Laja brinda homenaje a la riqueza natural de Baja California y se
apoya de un huerto propio y productores locales para hacer un menú
dinámico, regido por lo que la temporalidad permite. Pasado un tiempo,
el enólogo Andrés Blanco se integró a Laja y se convirtió en
copropietario, director administrativo, anfitrión y sommelier.

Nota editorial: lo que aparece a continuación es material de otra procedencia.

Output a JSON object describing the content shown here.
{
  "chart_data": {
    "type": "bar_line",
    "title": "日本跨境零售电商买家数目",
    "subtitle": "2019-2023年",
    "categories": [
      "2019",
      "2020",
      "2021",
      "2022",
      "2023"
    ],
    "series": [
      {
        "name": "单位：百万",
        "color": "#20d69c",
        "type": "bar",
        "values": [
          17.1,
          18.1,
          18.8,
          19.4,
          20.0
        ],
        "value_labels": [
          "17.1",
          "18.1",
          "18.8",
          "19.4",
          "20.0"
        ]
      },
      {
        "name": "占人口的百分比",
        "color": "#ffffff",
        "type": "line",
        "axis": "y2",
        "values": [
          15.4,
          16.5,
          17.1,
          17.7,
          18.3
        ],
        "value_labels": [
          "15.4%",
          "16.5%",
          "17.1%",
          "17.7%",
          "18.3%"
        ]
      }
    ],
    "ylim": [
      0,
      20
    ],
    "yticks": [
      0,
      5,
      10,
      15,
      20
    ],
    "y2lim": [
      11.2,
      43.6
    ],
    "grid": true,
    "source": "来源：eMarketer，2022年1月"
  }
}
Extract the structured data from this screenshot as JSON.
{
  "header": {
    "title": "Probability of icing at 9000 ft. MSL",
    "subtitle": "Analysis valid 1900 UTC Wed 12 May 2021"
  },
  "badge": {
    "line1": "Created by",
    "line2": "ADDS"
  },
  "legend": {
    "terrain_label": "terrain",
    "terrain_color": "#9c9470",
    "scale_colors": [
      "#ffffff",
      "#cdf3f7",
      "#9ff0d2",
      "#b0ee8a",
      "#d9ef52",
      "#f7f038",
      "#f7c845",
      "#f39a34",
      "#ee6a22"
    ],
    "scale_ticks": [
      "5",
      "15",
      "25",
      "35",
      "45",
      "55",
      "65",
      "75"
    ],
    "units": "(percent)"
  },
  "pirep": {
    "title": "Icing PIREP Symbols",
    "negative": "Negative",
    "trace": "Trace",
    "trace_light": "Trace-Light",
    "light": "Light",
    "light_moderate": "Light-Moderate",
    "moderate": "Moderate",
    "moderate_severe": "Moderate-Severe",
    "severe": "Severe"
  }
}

Jair puede mudarse al Distrito Federal para promover la cocina de Baja
California en un nuevo restaurante al contar con el apoyo de su socio
Andrés para la administración, la producción de vinos y la atención de
los clientes y en Rafael, con un gran dominio de técnicas, un
estupendo sazón y una fabulosa creatividad a partir de lo que está
disponible por la naturaleza.
El equipo de Rafael está integrado por su hermano Armando, responsable de la finca y el huerto, Carlos como sous chef, Joel
(a quien llaman “Guinea”) responsable de los postres y el pan rústico que se hornea todos los días, así como de su primo Toño
en el lavado de platos y ayuda en la finca con Armando. En el salón, Andrés es apoyado en el servicio a los clientes por Francisco
con una gran habilidad para atender a las personas y por Jorge, quien además de apoyar en el servicio y el bar tiene un don
especial para apreciar y recomendar vino.